It’s not every night constituents get to see their elected leaders from the city, county, state and federal levels of government gathered on one stage, but the Turlock community took advantage of the opportunity Wednesday night when bringing up concerns to Congressman Josh Harder, Assemblyman Adam Gray, Supervisor Vito Chiesa and Mayor Amy Bublak during Turlock Government Night.
The event was the eighth of its kind that Chiesa has hosted since taking office 10 years ago, inviting elected leaders of the area to the Carnegie Arts Center to discuss issues unique to the region.
In attendance were Harder, the newly-elected freshman Congressman for District 10, Bublak, Turlock’s first female mayor elected in November, and Gray, who doesn’t represent Turlock in the State Assembly but has close ties to the area, he said. Gray represents Merced County and some parts of Stanislaus County, and attended the event to fill in for Senator Andreas Borgeas, who was unable to make it.
While issues like use of force, media performance and housing were brought up during the event, many attendees wanted to know how the region can continue to build its economy. Education, transportation and more jobs were common themes throughout the night in regards to the topic.
Keeping with tradition, the lawmakers met with students from Stanislaus State prior to the event, and representatives from the campus Associated Students, Inc. asked the first question of the night: How can we create more jobs for students with college degrees, and keep Stanislaus State graduates in the area once they complete their education?
This question hit home for Harder, he said, as his younger brother is preparing to graduate from Stanislaus State next month.
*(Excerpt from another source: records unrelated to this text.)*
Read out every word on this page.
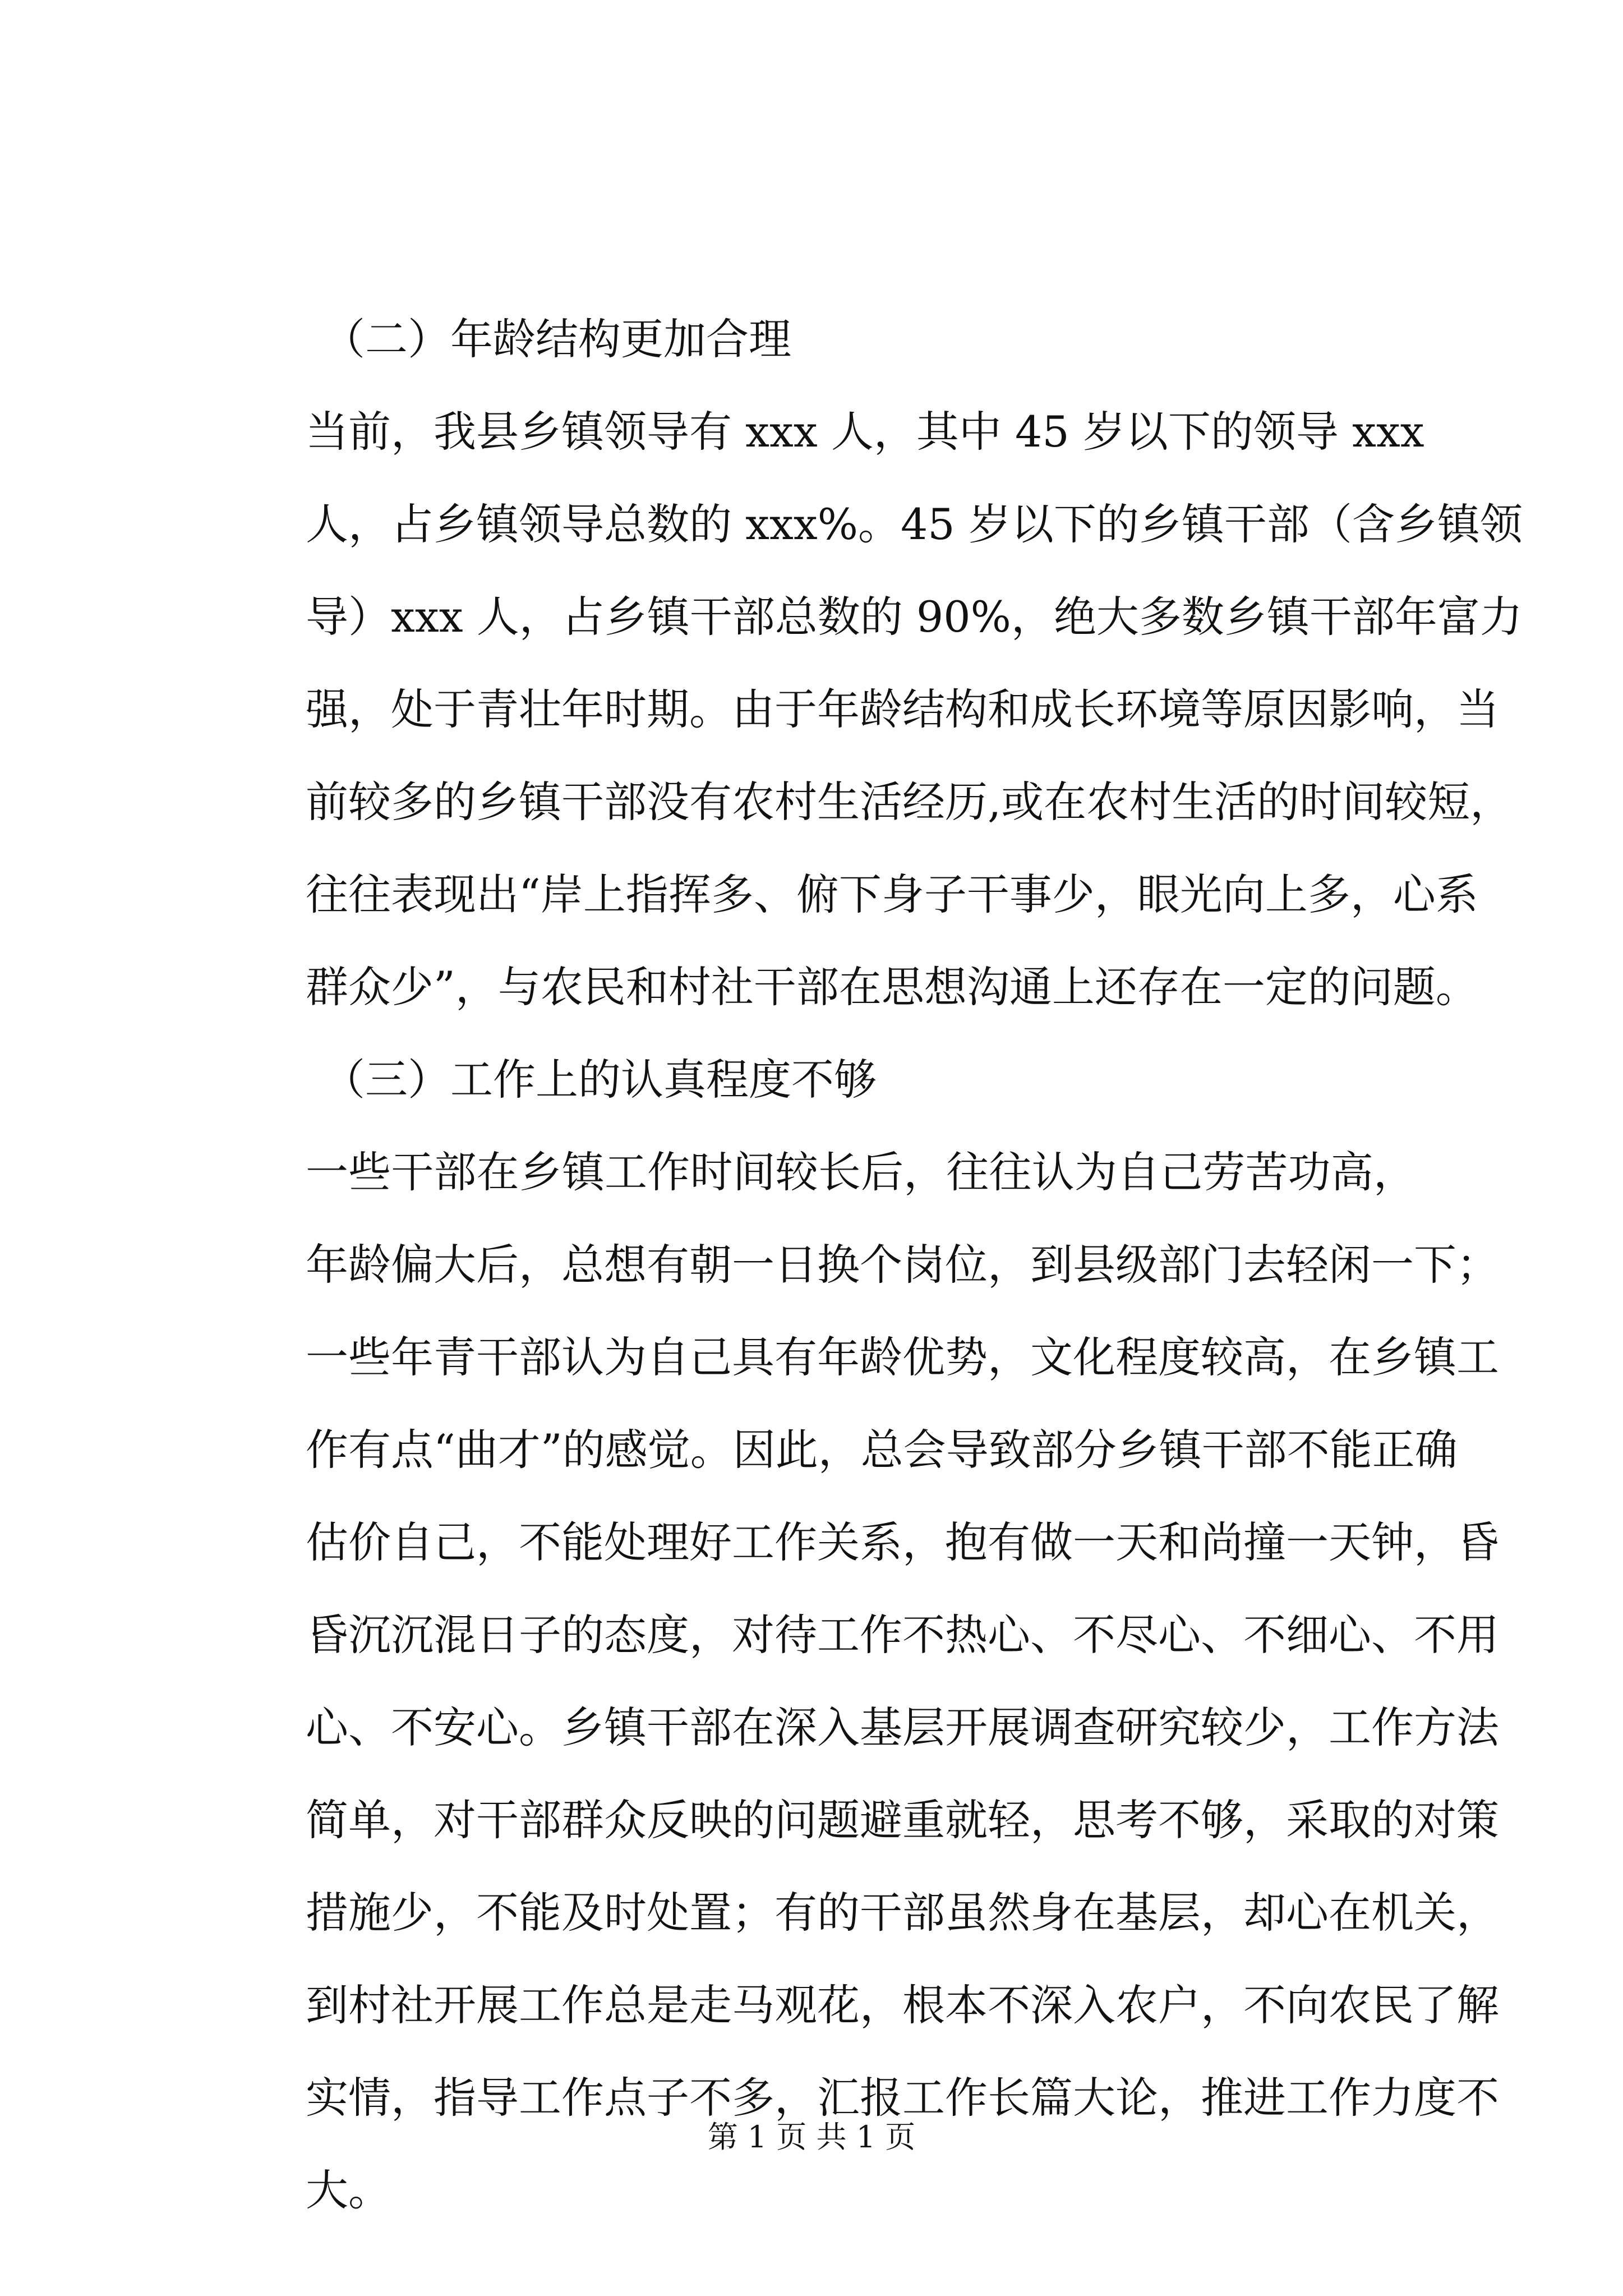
（二）年龄结构更加合理
当前，我县乡镇领导有 xxx 人，其中 45 岁以下的领导 xxx
人，占乡镇领导总数的 xxx%。45 岁以下的乡镇干部（含乡镇领
导）xxx 人，占乡镇干部总数的 90%，绝大多数乡镇干部年富力
强，处于青壮年时期。由于年龄结构和成长环境等原因影响，当
前较多的乡镇干部没有农村生活经历,或在农村生活的时间较短，
往往表现出“岸上指挥多、俯下身子干事少，眼光向上多，心系
群众少”，与农民和村社干部在思想沟通上还存在一定的问题。
（三）工作上的认真程度不够
一些干部在乡镇工作时间较长后，往往认为自己劳苦功高，
年龄偏大后，总想有朝一日换个岗位，到县级部门去轻闲一下；
一些年青干部认为自己具有年龄优势，文化程度较高，在乡镇工
作有点“曲才”的感觉。因此，总会导致部分乡镇干部不能正确
估价自己，不能处理好工作关系，抱有做一天和尚撞一天钟，昏
昏沉沉混日子的态度，对待工作不热心、不尽心、不细心、不用
心、不安心。乡镇干部在深入基层开展调查研究较少，工作方法
简单，对干部群众反映的问题避重就轻，思考不够，采取的对策
措施少，不能及时处置；有的干部虽然身在基层，却心在机关，
到村社开展工作总是走马观花，根本不深入农户，不向农民了解
实情，指导工作点子不多，汇报工作长篇大论，推进工作力度不
大。
第 1 页 共 1 页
The Central Valley is growing at twice the rate as California as a whole, he said, and more jobs need to be created in order to keep up.
“We need to incentivize more job creation in areas of need,” Harder said. “One of the bills I’m looking at is what can we do to make sure that high-wage jobs are taxed less in areas of high unemployment than they’re taxed in areas of low employment...if we do that, it can actually create a magnet.”
Gray applauded the local universities — University of California, Merced in addition to Stanislaus State — for building the local workforce, but noted that “social ills” like the Valley’s physician shortage, poverty and lack of mass public transportation is forcing graduates to search for better lives elsewhere.
Bublak is no stranger to economic development during her ten years on the Turlock City Council, and she said Stanislaus State has played a huge role in attracting companies to build here. She encouraged students to stay in the Valley and use their newly-acquired skills to make the region a better place.
“We don’t want the university students to come get a degree and leave. I felt compelled to get my degree here and give this back — this is public service...I have to give back and this is how I’m going to do it,” Bublak said, then motioned to the Stanislaus State students in the audience. “I’m hoping there are others sitting here in the front row that are going to do the same thing.”
As Gray mentioned, transportation in the Valley is lackluster, from mass public transportation options to the condition of the roads. One attendee asked for an update on ACE Train funding, which recently received state money thanks to Gray and then-Senator Anthony Cannella securing a stop for the train in Ceres through Senate Bill 1, or the gas tax.
There was $400 million set aside for the project thanks to SB 1, Chiesa explained, which should be completed by 2023.
Harder surprised the audience when he brought up a project he’s been working on seeing to completion: The Valley Link, which will connect Lathrop to the Tri-Valley and Bay Area Rapid Transit (BART) rail service via the route of the historic Transcontinental Railroad right-of-way though the Altamont Pass.
Soon, Valley residents could get to the Bay Area by taking the ACE Train in Ceres to the BART extension in Lathrop. Not only will this make it easier for people from other communities to work in the Valley, but it will also decrease wear and tear on highways and make commutes easier for Valley residents.
“Within the next couple of years, we’re going to have a really different mass transit system than we have today,” Harder said. “We’re not going to solve our transportation problem by creating more lanes on the Altamont.”
The Valley Link project is expected to break ground either this year or the next, Harder said.
When it comes to jobs, transportation and the robust economy of the Central Valley which is driven by agriculture, the three all tie into one another, Gray said.
“Frankly, we’ve got to get people off the road. This is a state where we produce a great deal of the world’s agricultural products, and we have to be able to move that product so we need those roads cleared up,” Gray said. “The Congressman’s absolutely right — it is the connectivity of existing systems that’s the cheapest and most efficient way to do it, so we’ve just got to double down on those efforts.”